Developing National Exposure Models for Source-Specific Primary Particulate Matter Concentrations Using Aerosol Mass Spectrometry Data

PROVAT SAHA, Albert A. Presto, Steven Hankey, Benjamin Murphy, Julian Marshall, Allen Robinson, Carnegie Mellon University

     Abstract Number: 269
     Working Group: Aerosol Exposure

Abstract
In this study, we investigate the feasibility of developing national empirical models to predict ambient concentrations of sparsely monitored air pollutants at high spatial resolution. We measured cooking organic aerosol (COA) and hydrocarbon-like organic aerosol (HOA; traffic primary organic PM) using High-Resolution Aerosol Mass Spectrometry (HR-AMS) in twelve states, eleven cities, and eleven sub-urban/remote locations across the continental US. To characterize intra-urban spatial patterns we performed high-resolution mobile monitoring in three cities. The monitoring locations were carefully selected to span the national distribution of land-use and source-activity covariates commonly used for land-use regression models (e.g. road length, restaurant count, etc.). Empirical models developed through supervised linear regression select predictor variables that are physically meaningful. Restaurant density and commercial land use-related variables are important predictors for the spatial variability of COA. Transportation and urbanicity-related variables are important predictors for the spatial variability of HOA. Extensive cross-validation suggests the models are robust with reasonable transferability. The models predict large urban-rural and intra-urban variability with hotspots in urban areas and along the road corridors.
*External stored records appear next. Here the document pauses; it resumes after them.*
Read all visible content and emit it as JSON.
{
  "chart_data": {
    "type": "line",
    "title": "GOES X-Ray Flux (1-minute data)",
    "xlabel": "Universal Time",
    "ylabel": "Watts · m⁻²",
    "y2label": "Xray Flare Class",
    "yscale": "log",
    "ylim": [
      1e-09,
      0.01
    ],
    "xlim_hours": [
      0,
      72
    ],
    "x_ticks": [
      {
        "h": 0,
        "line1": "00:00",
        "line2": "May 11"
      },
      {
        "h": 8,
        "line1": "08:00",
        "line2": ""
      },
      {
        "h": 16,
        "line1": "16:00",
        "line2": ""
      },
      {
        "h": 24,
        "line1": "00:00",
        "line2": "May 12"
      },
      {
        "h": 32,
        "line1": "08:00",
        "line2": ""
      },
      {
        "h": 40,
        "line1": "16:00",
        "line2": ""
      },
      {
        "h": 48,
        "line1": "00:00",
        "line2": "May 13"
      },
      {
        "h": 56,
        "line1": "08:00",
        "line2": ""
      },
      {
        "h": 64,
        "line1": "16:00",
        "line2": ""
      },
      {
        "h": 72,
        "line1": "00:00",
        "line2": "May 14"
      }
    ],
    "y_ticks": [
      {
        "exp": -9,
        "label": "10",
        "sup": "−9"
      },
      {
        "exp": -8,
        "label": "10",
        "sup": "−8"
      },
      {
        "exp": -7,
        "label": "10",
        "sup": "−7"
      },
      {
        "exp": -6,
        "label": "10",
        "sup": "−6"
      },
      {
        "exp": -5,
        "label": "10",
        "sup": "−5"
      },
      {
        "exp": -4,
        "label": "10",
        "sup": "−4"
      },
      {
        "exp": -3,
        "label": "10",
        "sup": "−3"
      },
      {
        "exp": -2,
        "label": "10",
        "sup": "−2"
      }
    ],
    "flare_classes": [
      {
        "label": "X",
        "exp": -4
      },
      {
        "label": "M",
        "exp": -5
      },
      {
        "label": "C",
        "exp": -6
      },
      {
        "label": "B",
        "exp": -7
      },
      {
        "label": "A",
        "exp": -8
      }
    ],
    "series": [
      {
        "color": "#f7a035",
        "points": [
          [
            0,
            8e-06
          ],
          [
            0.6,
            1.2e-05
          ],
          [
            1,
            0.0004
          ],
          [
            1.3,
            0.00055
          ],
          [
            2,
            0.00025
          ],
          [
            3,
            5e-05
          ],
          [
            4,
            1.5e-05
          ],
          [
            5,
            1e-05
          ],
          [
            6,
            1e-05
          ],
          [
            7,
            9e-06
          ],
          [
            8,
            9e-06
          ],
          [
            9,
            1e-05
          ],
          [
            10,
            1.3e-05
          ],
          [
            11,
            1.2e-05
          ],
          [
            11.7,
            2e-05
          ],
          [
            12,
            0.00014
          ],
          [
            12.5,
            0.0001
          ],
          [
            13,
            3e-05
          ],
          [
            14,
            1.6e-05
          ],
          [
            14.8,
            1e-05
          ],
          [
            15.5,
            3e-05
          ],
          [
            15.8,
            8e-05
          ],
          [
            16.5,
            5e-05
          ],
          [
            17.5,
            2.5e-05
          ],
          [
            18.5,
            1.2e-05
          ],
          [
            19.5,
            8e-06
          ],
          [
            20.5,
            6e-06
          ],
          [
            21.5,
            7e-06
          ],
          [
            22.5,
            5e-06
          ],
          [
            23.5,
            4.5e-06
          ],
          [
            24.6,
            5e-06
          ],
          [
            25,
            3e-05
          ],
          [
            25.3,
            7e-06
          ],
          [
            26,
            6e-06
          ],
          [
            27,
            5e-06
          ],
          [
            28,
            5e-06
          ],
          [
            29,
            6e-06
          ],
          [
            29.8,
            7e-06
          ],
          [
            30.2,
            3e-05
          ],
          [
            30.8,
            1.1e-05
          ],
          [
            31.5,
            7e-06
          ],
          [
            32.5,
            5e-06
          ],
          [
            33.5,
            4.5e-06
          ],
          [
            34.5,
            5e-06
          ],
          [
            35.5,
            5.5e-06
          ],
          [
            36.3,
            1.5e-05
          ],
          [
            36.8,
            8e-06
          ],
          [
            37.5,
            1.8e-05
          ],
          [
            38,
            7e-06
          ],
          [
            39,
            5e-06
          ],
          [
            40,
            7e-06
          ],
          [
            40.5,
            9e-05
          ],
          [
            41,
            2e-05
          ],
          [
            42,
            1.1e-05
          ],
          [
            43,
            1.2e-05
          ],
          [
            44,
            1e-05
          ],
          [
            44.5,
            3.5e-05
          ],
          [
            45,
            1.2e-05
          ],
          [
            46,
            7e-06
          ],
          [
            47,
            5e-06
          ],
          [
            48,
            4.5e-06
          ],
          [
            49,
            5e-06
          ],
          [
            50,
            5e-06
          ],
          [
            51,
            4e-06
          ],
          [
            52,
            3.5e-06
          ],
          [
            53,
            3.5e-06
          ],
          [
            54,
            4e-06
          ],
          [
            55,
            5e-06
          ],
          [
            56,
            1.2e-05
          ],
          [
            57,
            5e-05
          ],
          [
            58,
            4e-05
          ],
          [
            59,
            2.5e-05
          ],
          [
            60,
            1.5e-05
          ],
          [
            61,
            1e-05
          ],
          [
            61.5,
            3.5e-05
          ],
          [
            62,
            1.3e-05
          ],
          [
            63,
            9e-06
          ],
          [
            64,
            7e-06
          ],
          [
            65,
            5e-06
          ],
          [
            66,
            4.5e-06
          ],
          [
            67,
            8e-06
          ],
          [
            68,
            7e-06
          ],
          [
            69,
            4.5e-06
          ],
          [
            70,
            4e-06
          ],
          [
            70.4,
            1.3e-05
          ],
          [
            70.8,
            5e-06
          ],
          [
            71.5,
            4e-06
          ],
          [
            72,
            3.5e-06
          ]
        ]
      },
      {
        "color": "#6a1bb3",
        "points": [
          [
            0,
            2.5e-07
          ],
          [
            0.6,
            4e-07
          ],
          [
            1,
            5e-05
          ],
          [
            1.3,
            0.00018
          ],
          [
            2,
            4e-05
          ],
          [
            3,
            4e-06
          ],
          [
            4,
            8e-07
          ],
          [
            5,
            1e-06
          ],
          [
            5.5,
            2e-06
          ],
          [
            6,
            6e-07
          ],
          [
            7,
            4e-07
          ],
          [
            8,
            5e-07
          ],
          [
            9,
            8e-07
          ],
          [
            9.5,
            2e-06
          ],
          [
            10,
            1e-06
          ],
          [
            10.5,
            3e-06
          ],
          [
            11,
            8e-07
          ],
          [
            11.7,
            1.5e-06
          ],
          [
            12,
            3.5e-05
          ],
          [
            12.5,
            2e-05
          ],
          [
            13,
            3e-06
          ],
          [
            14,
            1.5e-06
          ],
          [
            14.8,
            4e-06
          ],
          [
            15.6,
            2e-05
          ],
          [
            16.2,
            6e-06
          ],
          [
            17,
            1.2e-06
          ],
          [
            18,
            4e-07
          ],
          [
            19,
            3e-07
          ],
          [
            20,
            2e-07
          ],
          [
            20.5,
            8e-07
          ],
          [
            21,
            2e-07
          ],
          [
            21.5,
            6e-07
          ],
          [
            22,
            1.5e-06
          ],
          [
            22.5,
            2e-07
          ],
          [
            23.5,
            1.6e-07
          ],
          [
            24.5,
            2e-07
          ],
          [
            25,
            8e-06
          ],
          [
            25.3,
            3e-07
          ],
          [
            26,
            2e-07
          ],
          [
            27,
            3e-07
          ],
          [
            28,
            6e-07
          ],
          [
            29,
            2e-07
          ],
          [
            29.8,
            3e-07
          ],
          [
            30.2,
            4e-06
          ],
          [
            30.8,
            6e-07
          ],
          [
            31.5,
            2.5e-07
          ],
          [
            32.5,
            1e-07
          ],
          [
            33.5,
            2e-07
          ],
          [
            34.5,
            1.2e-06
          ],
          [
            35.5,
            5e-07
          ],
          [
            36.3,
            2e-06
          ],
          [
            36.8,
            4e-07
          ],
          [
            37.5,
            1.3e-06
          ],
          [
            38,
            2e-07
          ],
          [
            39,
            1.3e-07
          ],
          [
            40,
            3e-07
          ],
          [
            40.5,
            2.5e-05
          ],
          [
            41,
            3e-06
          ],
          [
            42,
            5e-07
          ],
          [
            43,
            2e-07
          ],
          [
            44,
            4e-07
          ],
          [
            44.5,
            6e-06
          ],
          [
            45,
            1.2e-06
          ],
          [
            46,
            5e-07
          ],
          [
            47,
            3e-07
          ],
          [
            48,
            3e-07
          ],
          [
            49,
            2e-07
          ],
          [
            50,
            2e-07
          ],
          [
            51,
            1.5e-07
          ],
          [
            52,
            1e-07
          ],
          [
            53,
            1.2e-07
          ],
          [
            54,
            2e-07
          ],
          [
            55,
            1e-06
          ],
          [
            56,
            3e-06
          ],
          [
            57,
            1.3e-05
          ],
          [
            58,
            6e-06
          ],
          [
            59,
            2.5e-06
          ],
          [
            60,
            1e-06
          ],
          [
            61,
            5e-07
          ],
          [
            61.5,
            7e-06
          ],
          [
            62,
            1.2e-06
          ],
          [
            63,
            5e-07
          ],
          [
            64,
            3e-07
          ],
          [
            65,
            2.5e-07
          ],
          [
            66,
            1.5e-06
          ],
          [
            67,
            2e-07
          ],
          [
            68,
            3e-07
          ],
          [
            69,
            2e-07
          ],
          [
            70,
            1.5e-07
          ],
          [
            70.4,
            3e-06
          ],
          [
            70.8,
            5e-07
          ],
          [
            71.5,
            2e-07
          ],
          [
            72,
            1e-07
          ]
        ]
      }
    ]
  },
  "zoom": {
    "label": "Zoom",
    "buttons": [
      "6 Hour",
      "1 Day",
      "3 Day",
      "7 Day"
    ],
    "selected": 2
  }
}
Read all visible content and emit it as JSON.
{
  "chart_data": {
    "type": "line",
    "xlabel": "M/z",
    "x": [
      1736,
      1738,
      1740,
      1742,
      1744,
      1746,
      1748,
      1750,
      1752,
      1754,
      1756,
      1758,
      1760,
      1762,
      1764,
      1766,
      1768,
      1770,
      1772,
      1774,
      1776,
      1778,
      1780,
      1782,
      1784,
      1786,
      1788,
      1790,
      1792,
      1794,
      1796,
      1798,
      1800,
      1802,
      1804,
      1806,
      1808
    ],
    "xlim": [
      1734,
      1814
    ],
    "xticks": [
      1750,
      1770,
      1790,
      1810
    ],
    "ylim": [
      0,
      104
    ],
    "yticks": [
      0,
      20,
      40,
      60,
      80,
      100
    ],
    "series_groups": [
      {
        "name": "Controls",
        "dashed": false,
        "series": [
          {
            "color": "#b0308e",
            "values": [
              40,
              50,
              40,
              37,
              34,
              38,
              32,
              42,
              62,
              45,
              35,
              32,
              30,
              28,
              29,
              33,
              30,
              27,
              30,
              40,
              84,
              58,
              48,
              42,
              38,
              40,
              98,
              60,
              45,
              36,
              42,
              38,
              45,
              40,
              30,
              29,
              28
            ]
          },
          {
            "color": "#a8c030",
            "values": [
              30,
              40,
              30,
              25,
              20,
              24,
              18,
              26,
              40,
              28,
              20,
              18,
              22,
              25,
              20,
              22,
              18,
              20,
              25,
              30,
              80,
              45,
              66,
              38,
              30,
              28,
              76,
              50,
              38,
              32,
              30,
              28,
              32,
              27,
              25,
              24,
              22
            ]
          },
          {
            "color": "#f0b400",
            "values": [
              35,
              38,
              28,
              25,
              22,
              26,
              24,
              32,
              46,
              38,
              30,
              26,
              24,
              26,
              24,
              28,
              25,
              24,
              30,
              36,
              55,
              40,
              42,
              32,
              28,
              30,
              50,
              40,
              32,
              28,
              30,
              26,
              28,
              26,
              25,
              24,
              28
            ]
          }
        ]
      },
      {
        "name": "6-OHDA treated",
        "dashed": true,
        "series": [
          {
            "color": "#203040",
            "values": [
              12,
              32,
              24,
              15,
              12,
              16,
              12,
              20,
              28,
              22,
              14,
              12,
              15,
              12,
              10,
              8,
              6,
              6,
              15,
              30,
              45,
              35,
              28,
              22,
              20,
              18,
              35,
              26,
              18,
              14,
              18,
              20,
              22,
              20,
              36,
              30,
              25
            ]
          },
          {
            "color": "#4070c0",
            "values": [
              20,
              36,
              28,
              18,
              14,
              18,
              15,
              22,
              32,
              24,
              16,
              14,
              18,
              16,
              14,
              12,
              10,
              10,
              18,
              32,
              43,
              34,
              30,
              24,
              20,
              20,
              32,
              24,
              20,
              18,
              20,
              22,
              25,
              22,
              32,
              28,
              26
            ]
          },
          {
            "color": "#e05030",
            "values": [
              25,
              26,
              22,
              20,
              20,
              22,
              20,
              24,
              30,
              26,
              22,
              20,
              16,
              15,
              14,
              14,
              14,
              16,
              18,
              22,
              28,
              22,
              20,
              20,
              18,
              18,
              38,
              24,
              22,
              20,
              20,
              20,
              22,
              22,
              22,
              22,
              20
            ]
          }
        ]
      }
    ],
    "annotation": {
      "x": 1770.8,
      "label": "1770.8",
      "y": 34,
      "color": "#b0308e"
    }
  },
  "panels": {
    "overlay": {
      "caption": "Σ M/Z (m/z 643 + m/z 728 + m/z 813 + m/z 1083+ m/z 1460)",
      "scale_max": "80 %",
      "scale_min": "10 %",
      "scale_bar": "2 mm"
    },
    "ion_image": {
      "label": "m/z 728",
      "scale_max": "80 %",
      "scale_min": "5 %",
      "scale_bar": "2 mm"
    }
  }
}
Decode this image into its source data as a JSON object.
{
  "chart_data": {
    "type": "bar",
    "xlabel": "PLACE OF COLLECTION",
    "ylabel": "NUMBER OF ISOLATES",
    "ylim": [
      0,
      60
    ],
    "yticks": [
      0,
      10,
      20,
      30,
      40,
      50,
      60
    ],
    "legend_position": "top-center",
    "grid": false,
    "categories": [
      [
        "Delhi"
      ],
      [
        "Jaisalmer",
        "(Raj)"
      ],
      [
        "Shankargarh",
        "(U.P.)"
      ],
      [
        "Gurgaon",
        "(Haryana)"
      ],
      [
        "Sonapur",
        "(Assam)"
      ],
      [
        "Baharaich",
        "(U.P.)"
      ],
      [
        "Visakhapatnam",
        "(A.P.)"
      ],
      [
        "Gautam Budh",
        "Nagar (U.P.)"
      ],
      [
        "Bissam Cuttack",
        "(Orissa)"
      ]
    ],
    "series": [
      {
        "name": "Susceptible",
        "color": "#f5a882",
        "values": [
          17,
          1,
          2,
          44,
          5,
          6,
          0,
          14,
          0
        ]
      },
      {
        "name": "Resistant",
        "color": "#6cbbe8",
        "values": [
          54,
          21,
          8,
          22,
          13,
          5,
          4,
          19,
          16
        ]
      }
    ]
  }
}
The predicted national concentration surfaces show a reasonable spatial correlation with source-specific national chemical transport model (CTM: CMAQ) simulations. The measured data, empirical models, and CTM predictions all show that cooking emitted primary organic aerosol concentrations are higher than traffic primary organic aerosol. This highlights the potential importance of controlling commercial cooking emissions for air quality management in the US.